For any given slope, the higher β with respect to φ′₀ (increasing 1—tanφ′₀/tanβ in the horizontal axis in Figure 5), the greater the tendency to gain kinetic energy, increasing FRI. FRI also increases with decreasing c′₁ with respect to c′₀ (second number in the legend, c′₁/c′₀, Figure 5). Furthermore, the greater the difference between φ′₀ and φ′₁ (represented by the first number in the legend, (tanφ′₀—tanφ′₁)/tanβ, Figure 5), the more kinetic energy is gained. As expected, the higher the slope angle and the lower the final strength, the greater the kinetic energy gained for the same initial strength φ′₀.

It is not so straightforward to predict the effect of different φ′₀ values on the energy when the soil reaches its final strength. Figure 6 compares the FRI values as a function of φ′₀ obtained with β of 38° and 28° and φ′₁ of 5° and 20° while taking c′₁ as the 40% of c′₀. As expected, fixing φ′₁, FRI increases with increasing β for any φ′₀. Moreover, fixing β, FRI increases with decreasing φ′₁. However, for any given β and φ′₁ values, FRI increases with φ′₀: the higher the soil strength before failure, the greater the kinetic energy of the soil after reaching its ultimate strength. As noted above, the soil dissipates the stored mechanical energy (shaded area in Figure 4b) when reaching its ultimate strength. The higher the soil strength before initiating the failure mechanism, the larger the shaded area. Therefore, the base shear zone will have more energy stored, and the kinetic energy gained when reaching the ultimate strength will be greater.

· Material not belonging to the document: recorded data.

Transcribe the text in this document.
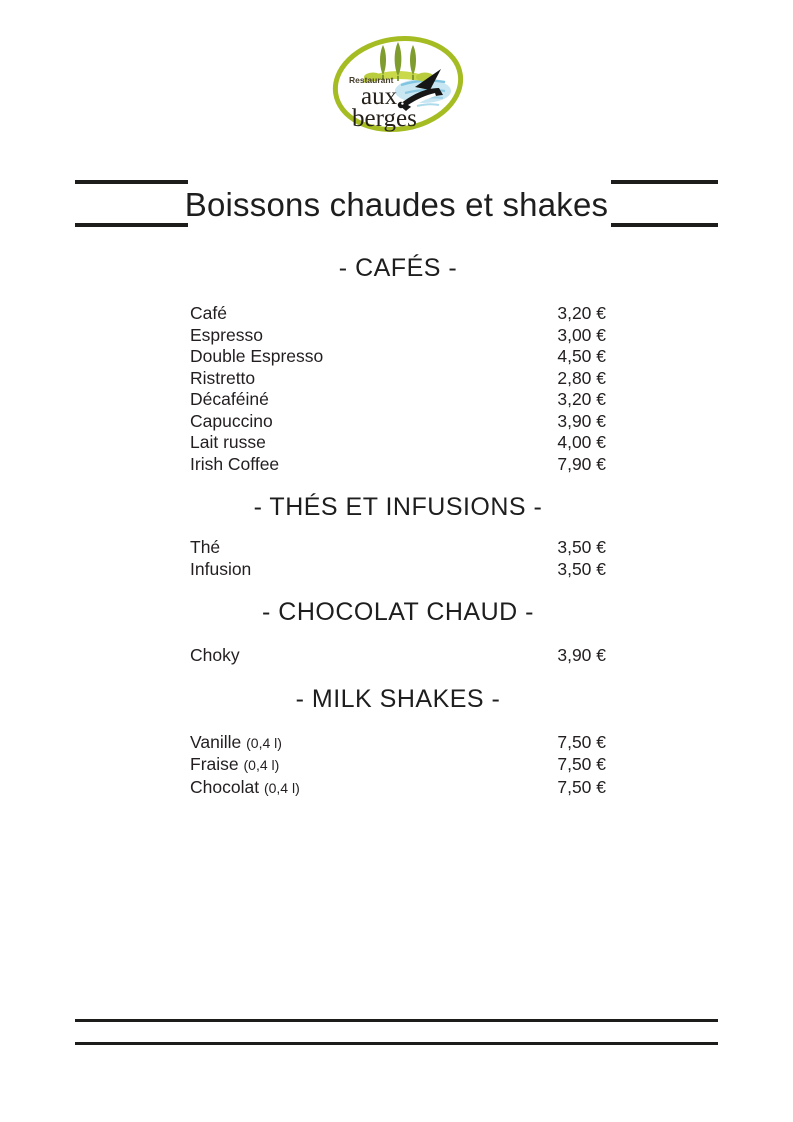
Restaurant
aux
berges
Boissons chaudes et shakes
- CAFÉS -
Café	3,20 €
Espresso	3,00 €
Double Espresso	4,50 €
Ristretto	2,80 €
Décaféiné	3,20 €
Capuccino	3,90 €
Lait russe	4,00 €
Irish Coffee	7,90 €
- THÉS ET INFUSIONS -
Thé	3,50 €
Infusion	3,50 €
- CHOCOLAT CHAUD -
Choky	3,90 €
- MILK SHAKES -
Vanille (0,4 l)	7,50 €
Fraise (0,4 l)	7,50 €
Chocolat (0,4 l)	7,50 €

It should be noted that as Equation (7) indicates, assuming a certain cohesion and bulk density, the greater φ′₀, the greater z_F. This is shown in Figure 7, in which the dimensionless depth of the failure ρgz_F/c′₀ is represented. As noted above, for mobilization to begin, the wetting front must reach z_F. For a given initial water content profile, the probability that the wetting front reaches a certain depth is related to the probability of a rainfall event of enough duration for it to occur. For a greater z_F value, such a rainfall event is less likely. Therefore, it may be questionable to compare the value of FRI for different values of φ′₀ (Figure 6) since it involves comparing processes of different probabilities P of occurrence. The comparison would be more consistent if this probability were introduced in the calculation of FRI, analyzing, for instance, the value of P(FRI). However, such an analysis is beyond the scope of this paper. This study aims to analyze not the damage that a landslide could cause, characterized by P(FRI), but rather how vulnerable a slope is to the mobilization derived from a decrease in φ′. Then, FRI can be considered a good indicator of this vulnerability.

5. Conclusions

The analysis of the mobilization of a partially saturated infinite slope was presented. Initial dry conditions were assumed, and a Mohr-Coulomb failure model was adopted. Based on the symmetry of the slope, the stress state of the translational block that defines the analyzed failure mechanism was derived. The application of the Work-Energy Theorem made it possible to obtain an estimate of the speed of the block when the soil strength capacity is reduced to its ultimate value. A failure risk index was defined from the expression of that speed. In addition, an energy analysis was carried out, which illustrates an aspect of practical interest: the kinetic energy of the sliding system is greater for more resistant soils when that ultimate strength is reached.